As a child, she had spent hours in the playroom, combing her dolls’ hair, feeding them bottles, rocking them to sleep, kissing their foreheads. Thinking about it now gave her heart a strange twist. Mother was the one who taught her how to cuddle babies and lay them gently into their beds. She was the one who told her to pat the dolls’ backs and sing them to sleep. Now, Julia couldn’t imagine it. She pushed the image of Mother from her mind and concentrated on the here and now. Trying to figure out the woman who had brought her into this world at an age when most mothers were watching their children get married or sending them off to college wouldn’t change anything. Mother was who she was, and now she was gone.
She set her suitcase next to the armoire, pushed open the drapes, and looked out a window. The playroom overlooked part of the side yard, where six gnarled apple trees ringed a small lawn. Whenever she was being too loud or trying Mother’s patience during summer vacation, she was sent there to play while the grown-ups drank iced tea and whiskey at a wicker table on the terrace. Over the tops of the apple trees, the butter-colored horse barn and white paddocks sat surrounded by brown fields. Three horses grazed in a round pen while two men looked on. One stood with his hands on his hips, the other had his foot on the bottom fence plank, his arms crossed and resting over the top. The man with his hands on his hips looked like Claude, but she had no idea who the other one was. Then she noticed the gray pickup truck she had seen on the road earlier sitting in the barn driveway. Maybe the other man was the veterinarian.
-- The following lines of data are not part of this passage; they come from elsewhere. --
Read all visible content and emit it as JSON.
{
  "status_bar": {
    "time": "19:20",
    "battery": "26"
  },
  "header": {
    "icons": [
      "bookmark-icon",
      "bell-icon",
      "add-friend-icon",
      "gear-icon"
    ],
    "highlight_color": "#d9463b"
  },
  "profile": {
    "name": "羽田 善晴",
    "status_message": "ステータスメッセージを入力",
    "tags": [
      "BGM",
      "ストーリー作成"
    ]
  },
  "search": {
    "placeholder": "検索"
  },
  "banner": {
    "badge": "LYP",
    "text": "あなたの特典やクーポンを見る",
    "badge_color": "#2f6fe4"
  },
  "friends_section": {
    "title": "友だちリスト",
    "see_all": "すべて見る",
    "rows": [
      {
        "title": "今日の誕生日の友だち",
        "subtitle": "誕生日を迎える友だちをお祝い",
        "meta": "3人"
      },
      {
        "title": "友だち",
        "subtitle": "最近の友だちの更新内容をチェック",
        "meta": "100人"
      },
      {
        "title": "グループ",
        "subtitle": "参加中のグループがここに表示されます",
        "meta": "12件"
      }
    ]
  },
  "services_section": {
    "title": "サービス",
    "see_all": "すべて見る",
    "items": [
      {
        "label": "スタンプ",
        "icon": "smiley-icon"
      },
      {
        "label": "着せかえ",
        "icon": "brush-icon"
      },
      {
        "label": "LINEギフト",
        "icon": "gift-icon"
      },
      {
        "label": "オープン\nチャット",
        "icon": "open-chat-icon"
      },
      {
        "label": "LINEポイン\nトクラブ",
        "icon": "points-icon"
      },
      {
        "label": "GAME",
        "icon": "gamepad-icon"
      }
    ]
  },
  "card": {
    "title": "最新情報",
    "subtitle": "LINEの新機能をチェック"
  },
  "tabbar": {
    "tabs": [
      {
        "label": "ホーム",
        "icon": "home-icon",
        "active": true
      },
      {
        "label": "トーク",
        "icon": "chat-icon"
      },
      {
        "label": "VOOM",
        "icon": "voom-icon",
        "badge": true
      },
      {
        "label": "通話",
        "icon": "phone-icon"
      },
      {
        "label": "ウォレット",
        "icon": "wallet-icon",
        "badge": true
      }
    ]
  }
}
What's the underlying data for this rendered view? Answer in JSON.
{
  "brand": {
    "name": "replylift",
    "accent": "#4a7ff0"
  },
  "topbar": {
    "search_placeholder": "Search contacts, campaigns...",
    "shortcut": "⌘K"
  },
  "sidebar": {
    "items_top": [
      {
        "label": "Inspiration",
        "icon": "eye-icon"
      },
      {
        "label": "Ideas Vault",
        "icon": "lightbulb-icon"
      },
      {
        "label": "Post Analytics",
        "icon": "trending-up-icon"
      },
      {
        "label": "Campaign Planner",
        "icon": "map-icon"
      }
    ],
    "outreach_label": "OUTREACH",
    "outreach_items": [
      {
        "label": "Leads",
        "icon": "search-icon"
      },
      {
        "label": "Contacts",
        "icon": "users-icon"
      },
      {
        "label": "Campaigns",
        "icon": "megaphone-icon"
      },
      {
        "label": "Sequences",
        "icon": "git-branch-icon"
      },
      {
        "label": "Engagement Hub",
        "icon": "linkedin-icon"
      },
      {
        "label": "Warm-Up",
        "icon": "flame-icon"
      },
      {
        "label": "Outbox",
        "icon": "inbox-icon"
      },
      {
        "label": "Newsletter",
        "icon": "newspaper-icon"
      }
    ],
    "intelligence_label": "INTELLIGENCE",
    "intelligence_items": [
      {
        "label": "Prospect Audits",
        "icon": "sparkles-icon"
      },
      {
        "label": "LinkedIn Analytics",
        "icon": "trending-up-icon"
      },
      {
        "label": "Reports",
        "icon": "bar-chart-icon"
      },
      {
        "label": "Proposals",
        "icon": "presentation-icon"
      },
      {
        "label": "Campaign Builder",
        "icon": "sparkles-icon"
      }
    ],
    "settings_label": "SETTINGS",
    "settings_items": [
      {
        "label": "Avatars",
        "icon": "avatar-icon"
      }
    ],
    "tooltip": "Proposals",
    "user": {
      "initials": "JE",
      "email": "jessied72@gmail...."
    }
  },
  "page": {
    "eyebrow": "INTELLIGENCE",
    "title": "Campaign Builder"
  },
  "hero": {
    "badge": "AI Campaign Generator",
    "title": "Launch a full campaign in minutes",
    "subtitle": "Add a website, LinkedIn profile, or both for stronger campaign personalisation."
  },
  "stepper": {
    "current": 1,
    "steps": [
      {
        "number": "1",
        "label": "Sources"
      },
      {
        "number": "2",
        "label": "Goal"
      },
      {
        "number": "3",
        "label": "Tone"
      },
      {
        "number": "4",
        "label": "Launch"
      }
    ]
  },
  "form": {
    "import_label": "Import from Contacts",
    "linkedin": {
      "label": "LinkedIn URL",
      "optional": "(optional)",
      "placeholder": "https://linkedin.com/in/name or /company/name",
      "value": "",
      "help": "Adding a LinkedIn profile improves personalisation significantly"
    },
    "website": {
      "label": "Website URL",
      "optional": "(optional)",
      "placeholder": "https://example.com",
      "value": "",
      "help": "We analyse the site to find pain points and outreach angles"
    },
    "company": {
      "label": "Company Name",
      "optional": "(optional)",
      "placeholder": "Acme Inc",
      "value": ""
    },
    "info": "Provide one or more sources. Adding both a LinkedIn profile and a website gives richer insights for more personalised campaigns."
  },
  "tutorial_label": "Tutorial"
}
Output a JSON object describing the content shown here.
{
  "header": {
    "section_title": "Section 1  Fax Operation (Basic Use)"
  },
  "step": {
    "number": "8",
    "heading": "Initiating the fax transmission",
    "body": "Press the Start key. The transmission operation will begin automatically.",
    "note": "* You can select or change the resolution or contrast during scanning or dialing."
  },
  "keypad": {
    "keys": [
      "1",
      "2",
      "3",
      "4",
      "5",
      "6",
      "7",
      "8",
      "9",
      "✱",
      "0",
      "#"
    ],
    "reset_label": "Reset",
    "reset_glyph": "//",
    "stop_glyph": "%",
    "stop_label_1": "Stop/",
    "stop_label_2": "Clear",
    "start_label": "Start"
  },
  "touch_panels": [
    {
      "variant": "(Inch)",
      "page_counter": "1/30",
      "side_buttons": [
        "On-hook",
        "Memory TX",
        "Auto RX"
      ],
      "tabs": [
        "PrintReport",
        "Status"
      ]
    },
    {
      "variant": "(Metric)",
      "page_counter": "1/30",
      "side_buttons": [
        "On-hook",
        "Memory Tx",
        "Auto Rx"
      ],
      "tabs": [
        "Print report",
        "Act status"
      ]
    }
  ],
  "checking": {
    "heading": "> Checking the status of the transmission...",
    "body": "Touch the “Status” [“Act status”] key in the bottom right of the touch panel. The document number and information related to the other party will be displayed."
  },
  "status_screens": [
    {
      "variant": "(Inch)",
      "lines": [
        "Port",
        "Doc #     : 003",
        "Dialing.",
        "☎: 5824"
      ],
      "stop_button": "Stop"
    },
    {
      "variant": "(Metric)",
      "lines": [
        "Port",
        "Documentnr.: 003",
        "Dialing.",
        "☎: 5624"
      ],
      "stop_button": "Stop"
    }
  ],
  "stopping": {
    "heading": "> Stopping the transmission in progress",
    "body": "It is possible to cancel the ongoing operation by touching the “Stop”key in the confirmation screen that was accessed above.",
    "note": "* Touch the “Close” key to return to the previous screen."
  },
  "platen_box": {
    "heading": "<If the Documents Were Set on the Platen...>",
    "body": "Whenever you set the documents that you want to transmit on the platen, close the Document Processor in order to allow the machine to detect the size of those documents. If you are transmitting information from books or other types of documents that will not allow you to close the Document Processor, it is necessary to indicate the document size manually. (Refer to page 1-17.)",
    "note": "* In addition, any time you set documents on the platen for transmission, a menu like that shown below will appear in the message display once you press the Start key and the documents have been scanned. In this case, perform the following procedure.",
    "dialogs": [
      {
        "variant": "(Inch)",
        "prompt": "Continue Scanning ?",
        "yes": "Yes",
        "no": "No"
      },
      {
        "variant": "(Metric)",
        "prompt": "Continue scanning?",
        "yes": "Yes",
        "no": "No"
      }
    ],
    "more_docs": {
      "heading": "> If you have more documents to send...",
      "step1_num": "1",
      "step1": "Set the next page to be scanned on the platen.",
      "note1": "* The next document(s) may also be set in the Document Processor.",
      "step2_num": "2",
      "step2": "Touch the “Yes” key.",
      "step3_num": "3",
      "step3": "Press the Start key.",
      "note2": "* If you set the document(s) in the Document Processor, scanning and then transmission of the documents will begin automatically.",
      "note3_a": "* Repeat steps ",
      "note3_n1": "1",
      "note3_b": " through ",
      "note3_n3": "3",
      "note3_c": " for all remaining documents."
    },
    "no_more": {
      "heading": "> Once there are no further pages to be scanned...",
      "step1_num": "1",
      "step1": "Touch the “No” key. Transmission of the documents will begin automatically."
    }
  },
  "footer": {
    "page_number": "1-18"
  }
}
She opened her suitcase, found a thicker sweater, and put it on, wondering if Claude knew how to turn up the furnace. She had no idea if the house was heated with wood or coal, or where the thermostat was located. After all, she was only a teenager when she left, and she had never been interested in those things anyway. Not that anyone would have explained them to her if she’d asked. Somewhere in the back of her mind, she remembered her father going into the basement to “adjust the valves,” but she wasn’t sure what that meant. If Claude didn’t know what to do, she’d have to figure it out herself, or hire someone. She brushed her hair in the mirror, pulled it into a ponytail, and went back downstairs. In the kitchen, the teakettle was screaming. Hot water boiled from its spout and sizzled on the flame beneath it. She turned off the burner and, without thinking, grabbed the teakettle handle.
“Shit!”
She dropped the teakettle on the stove and went over to the sink to run her red, tender palm under the faucet. How was she ever going to take care of this place if she couldn’t even make tea without messing it up? She stared at the running water, wondering if she should quit while she was ahead. Someone knocked on the mudroom door and she jumped.
“Shit,” she said again. She shut off the water, wiped her hands on her pants, and went into the mudroom. Maybe it was Claude and she could ask him about the furnace. She opened the door. It wasn’t Claude.
A man in rubber boots, a black toque, and a green barn jacket stood on the steps with his back to her, watching the horses in the round pen.